The performance metrics that were widely used to evaluate the predicting results of the models were precision and recall. The results are summarized in Table 4.

Furthermore, a statistical significance test was conducted to compare the results of the two models. From the evaluation, the first model with the dropout layers has the highest accuracy rate with (90.65%), while the second model without the dropout layer has the lowest accuracy rate with (76.70%).

In this study, we need to insert some dropout layers into some specific places on our CNN to overcome the overfitting barrier and get high results.
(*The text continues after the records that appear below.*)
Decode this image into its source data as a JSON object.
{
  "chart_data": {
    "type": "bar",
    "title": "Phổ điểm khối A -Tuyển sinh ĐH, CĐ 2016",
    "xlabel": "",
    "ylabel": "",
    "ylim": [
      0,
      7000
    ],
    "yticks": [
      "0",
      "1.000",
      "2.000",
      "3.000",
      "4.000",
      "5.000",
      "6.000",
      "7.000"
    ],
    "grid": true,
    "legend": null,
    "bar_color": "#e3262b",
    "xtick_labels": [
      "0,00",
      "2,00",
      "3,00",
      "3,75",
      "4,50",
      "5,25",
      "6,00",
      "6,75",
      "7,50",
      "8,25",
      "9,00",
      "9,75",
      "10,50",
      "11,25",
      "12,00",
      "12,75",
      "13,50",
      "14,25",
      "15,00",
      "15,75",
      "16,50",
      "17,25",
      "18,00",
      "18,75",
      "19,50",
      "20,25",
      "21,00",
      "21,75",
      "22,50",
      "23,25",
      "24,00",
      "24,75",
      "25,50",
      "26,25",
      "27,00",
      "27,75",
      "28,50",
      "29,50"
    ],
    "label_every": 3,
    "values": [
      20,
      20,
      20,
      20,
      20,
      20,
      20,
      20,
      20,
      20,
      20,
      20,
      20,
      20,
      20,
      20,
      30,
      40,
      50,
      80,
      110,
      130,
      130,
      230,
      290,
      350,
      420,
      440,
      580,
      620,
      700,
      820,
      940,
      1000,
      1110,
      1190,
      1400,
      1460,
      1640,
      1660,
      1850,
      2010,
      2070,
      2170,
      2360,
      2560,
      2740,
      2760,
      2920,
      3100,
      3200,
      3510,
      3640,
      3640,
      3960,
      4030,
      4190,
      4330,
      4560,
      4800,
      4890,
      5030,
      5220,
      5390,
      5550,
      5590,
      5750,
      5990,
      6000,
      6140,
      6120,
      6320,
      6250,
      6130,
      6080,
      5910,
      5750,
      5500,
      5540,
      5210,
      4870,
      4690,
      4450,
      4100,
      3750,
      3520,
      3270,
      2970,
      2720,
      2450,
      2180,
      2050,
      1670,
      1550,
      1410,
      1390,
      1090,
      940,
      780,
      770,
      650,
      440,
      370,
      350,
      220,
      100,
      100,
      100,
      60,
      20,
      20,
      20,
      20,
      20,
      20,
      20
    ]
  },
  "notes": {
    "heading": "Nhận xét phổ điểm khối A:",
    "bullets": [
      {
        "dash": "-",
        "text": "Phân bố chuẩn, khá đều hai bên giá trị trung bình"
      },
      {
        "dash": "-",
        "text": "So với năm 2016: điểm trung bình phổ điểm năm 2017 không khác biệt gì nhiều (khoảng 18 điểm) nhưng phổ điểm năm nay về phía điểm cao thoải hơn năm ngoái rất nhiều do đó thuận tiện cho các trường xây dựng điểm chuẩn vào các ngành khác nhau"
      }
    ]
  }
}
It is difficult to use some CNNs architecture like ResNet or SENet because they are heavy and take long time in training, and it is difficult to control the overfitting problem easily in such architecture due to the difficulties in changing their architecture. VGG and Inception V3 are also very heavy networks in training and it is difficult to change their architecture to control the overfitting problem too.
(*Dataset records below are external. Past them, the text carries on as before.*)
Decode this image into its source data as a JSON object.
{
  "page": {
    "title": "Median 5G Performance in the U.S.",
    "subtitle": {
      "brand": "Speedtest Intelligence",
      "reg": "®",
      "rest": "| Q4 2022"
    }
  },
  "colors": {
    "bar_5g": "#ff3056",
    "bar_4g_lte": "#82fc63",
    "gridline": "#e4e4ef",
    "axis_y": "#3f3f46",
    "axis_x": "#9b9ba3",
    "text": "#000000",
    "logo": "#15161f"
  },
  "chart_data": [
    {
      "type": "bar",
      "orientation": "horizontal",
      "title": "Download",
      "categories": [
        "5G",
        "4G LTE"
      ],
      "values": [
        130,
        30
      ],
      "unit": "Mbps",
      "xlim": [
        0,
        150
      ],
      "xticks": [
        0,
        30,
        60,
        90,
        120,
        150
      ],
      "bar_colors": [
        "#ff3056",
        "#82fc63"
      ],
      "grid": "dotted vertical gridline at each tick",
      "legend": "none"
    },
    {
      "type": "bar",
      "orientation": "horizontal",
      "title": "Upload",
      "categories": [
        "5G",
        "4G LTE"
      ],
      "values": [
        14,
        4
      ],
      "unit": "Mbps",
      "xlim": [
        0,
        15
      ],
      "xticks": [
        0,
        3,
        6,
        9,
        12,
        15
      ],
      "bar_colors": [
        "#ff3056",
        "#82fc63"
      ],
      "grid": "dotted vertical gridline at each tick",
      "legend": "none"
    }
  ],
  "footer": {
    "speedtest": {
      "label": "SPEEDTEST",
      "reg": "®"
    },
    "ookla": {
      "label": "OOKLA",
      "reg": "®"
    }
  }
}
This paper is based on Cohen’s methods [20]. Cohen’s methods measure the degree of agreements amongst the assigned labels correcting for agreement by chance. In the evaluation, the number of unseen images is 1764, which is not included in the training dataset to evaluate the performance of each model. We found that the number of errors in the image predicting using a second model without dropout layers is larger than the number of errors in the first model with dropout layers.

5. Conclusions

In this paper, we propose a new deep learning convolutional neural network designed to create a new model that can recognize the ethnics of people through their facial features. The new model is compared with two state-of-the-art models, VGG and Inception V3, and the validation accuracy is calculated for each convolutional neural network. Two models from the proposed convolutional neural network are created with dropout layers and without dropout layers to discover the effect of the regularization in the performance of the models.
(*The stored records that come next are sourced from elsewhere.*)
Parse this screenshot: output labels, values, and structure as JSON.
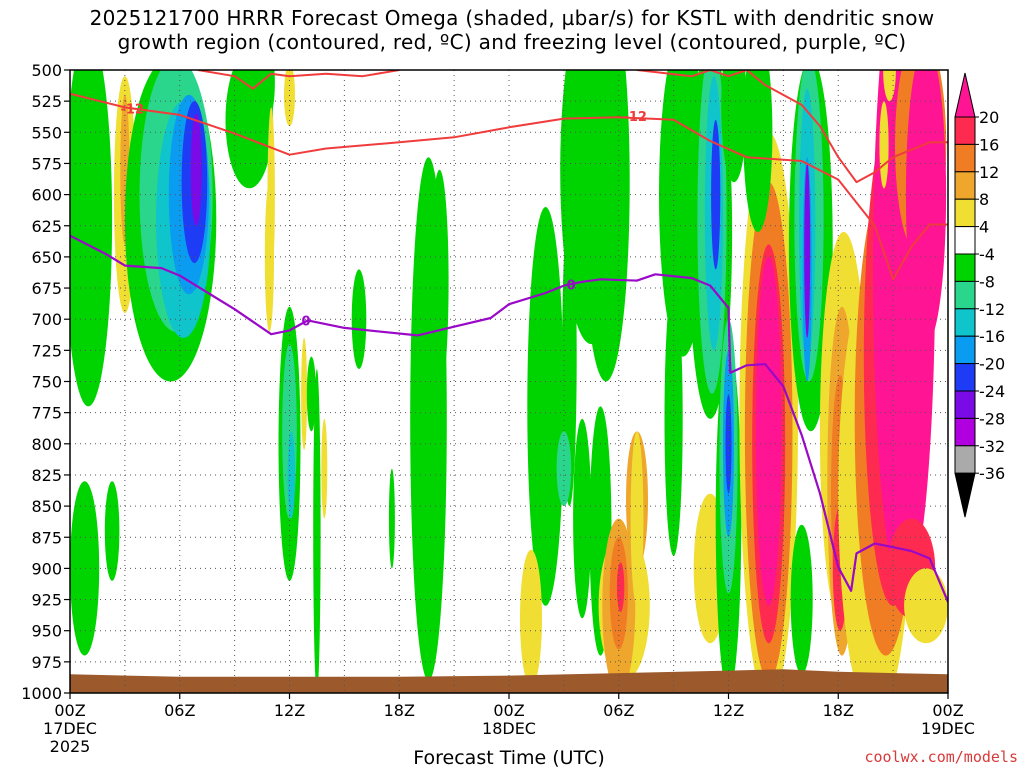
{
  "title_line1": "2025121700 HRRR Forecast Omega (shaded, µbar/s) for KSTL with dendritic snow",
  "title_line2": "growth region (contoured, red, ºC) and freezing level (contoured, purple, ºC)",
  "credit": "coolwx.com/models",
  "chart_data": {
    "type": "heatmap",
    "xlabel": "Forecast Time (UTC)",
    "x_hours": [
      0,
      48
    ],
    "x_ticks": [
      {
        "h": 0,
        "label": "00Z",
        "sub": "17DEC",
        "sub2": "2025"
      },
      {
        "h": 6,
        "label": "06Z"
      },
      {
        "h": 12,
        "label": "12Z"
      },
      {
        "h": 18,
        "label": "18Z"
      },
      {
        "h": 24,
        "label": "00Z",
        "sub": "18DEC"
      },
      {
        "h": 30,
        "label": "06Z"
      },
      {
        "h": 36,
        "label": "12Z"
      },
      {
        "h": 42,
        "label": "18Z"
      },
      {
        "h": 48,
        "label": "00Z",
        "sub": "19DEC"
      }
    ],
    "y_levels": [
      500,
      525,
      550,
      575,
      600,
      625,
      650,
      675,
      700,
      725,
      750,
      775,
      800,
      825,
      850,
      875,
      900,
      925,
      950,
      975,
      1000
    ],
    "colorbar": {
      "labels": [
        "20",
        "16",
        "12",
        "8",
        "4",
        "-4",
        "-8",
        "-12",
        "-16",
        "-20",
        "-24",
        "-28",
        "-32",
        "-36"
      ],
      "colors": [
        "#ff1493",
        "#ff2a50",
        "#f07d24",
        "#eea72c",
        "#f0de32",
        "#ffffff",
        "#00d400",
        "#2ad68c",
        "#10c4cc",
        "#0a9cf0",
        "#1e3cf5",
        "#7a0ae6",
        "#b000e0",
        "#aaaaaa",
        "#000000"
      ]
    },
    "ground_color": "#9c5a2c",
    "ground_surface_hpa": [
      [
        0,
        985
      ],
      [
        6,
        987
      ],
      [
        12,
        987
      ],
      [
        18,
        987
      ],
      [
        24,
        986
      ],
      [
        30,
        984
      ],
      [
        36,
        982
      ],
      [
        39,
        981
      ],
      [
        42,
        983
      ],
      [
        48,
        985
      ]
    ],
    "contours": {
      "dgz_top_minus12": {
        "label": "-12",
        "color": "#f03c3c",
        "points": [
          [
            0,
            519
          ],
          [
            3,
            530
          ],
          [
            6,
            536
          ],
          [
            9,
            551
          ],
          [
            12,
            568
          ],
          [
            14,
            563
          ],
          [
            18,
            558
          ],
          [
            21,
            554
          ],
          [
            24,
            546
          ],
          [
            27,
            539
          ],
          [
            30,
            538
          ],
          [
            33,
            540
          ],
          [
            35,
            557
          ],
          [
            37,
            570
          ],
          [
            40,
            573
          ],
          [
            42,
            588
          ],
          [
            44,
            625
          ],
          [
            45,
            668
          ],
          [
            46,
            642
          ],
          [
            47,
            624
          ],
          [
            48,
            624
          ]
        ]
      },
      "dgz_bottom": {
        "color": "#f03c3c",
        "points": [
          [
            7,
            500
          ],
          [
            9,
            505
          ],
          [
            10,
            515
          ],
          [
            11,
            503
          ],
          [
            12,
            505
          ],
          [
            14,
            503
          ],
          [
            16,
            505
          ],
          [
            18,
            500
          ]
        ]
      },
      "dgz_right": {
        "color": "#f03c3c",
        "points": [
          [
            31,
            500
          ],
          [
            34,
            505
          ],
          [
            35,
            500
          ],
          [
            36,
            505
          ],
          [
            37,
            500
          ],
          [
            38,
            512
          ],
          [
            40,
            528
          ],
          [
            41,
            545
          ],
          [
            42,
            570
          ],
          [
            43,
            590
          ],
          [
            44,
            582
          ],
          [
            45,
            570
          ],
          [
            47,
            558
          ],
          [
            48,
            558
          ]
        ]
      },
      "freezing_0": {
        "label": "0",
        "color": "#9a08c8",
        "points": [
          [
            0,
            633
          ],
          [
            2,
            648
          ],
          [
            3,
            657
          ],
          [
            5,
            659
          ],
          [
            6,
            665
          ],
          [
            8,
            683
          ],
          [
            9,
            692
          ],
          [
            11,
            712
          ],
          [
            12,
            709
          ],
          [
            13,
            701
          ],
          [
            15,
            707
          ],
          [
            17,
            710
          ],
          [
            19,
            713
          ],
          [
            21,
            706
          ],
          [
            23,
            699
          ],
          [
            24,
            688
          ],
          [
            26,
            679
          ],
          [
            27,
            673
          ],
          [
            28,
            670
          ],
          [
            29,
            668
          ],
          [
            31,
            669
          ],
          [
            32,
            664
          ],
          [
            34,
            667
          ],
          [
            35,
            673
          ],
          [
            36,
            691
          ],
          [
            36.1,
            743
          ],
          [
            37,
            737
          ],
          [
            38,
            736
          ],
          [
            39,
            754
          ],
          [
            40,
            793
          ],
          [
            41,
            840
          ],
          [
            42,
            899
          ],
          [
            42.7,
            918
          ],
          [
            43,
            888
          ],
          [
            44,
            880
          ],
          [
            46,
            886
          ],
          [
            47,
            892
          ],
          [
            48,
            927
          ]
        ]
      }
    }
  }
}
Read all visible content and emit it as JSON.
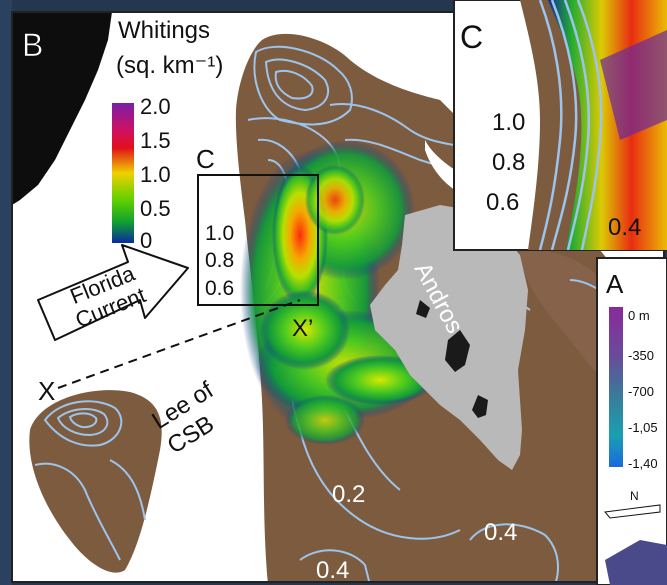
{
  "panel_b": {
    "letter": "B",
    "legend": {
      "title_line1": "Whitings",
      "title_line2": "(sq. km⁻¹)",
      "ticks": [
        "2.0",
        "1.5",
        "1.0",
        "0.5",
        "0"
      ],
      "colors": [
        "#7a1fa8",
        "#e0101a",
        "#f0d000",
        "#5ccf00",
        "#10a030",
        "#0a2aa0"
      ]
    },
    "inset_box_label": "C",
    "box_contours": [
      "1.0",
      "0.8",
      "0.6"
    ],
    "arrow_label_line1": "Florida",
    "arrow_label_line2": "Current",
    "transect_start": "X",
    "transect_end": "X’",
    "island_label": "Andros",
    "lee_label_line1": "Lee of",
    "lee_label_line2": "CSB",
    "contour_labels": [
      "0.2",
      "0.4",
      "0.4"
    ]
  },
  "panel_c": {
    "letter": "C",
    "contours": [
      "1.0",
      "0.8",
      "0.6",
      "0.4"
    ]
  },
  "panel_a": {
    "letter": "A",
    "depth_unit_top": "0 m",
    "depth_ticks": [
      "-350",
      "-700",
      "-1,05",
      "-1,40"
    ],
    "north": "N"
  },
  "colors": {
    "platform": "#7d5b3f",
    "platform_light": "#8f6a4a",
    "deep_water": "#ffffff",
    "contour": "#9cc4ec",
    "land": "#b9b9b9",
    "background": "#25364f"
  }
}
A new dataset is collected to use in the training phase to identify the ethnics of people through images from three different regions. This dataset is considered as the first dataset collected for ethnics of people and that will be available for the research community. Another unseen dataset is collected to evaluate the performance of our two models, and a statistical significance test is conducted to evaluate the performance of the two models.

Data Availability

The collected dataset has been uploaded to the following ULR: https://drive.google.com/file/d/1brRMSh7XDR7h5awgXudQXBqxAIiYSHy_/view?usp=sharing.

Disclosure

The funding sponsors had no role in the design of the study; in the collection, analyses, or interpretation of data; in the writing of the manuscript; and in the decision to publish the results.

Conflicts of Interest

The authors declare that there are no conflicts of interest regarding the publication of this paper.

Acknowledgments

This work was supported in part by the National Natural Science Foundation of China (Grant nos. 61836009 and 61702175), the Fund of State Key Laboratory of Geo-Information Engineering (no. SKLGIE2018-M-4-3), the Open Fund of Key Laboratory of Intelligent Perception and Image Understanding of Ministry of Education (no. IPIU2019007), the fund of Hubei Key Laboratory of Transportation Internet of Things (no. WHUTIOT-2019004), and the Natural Resources Scientific Research Project of Department of the Natural Resources of Hunan Province (no. 201910).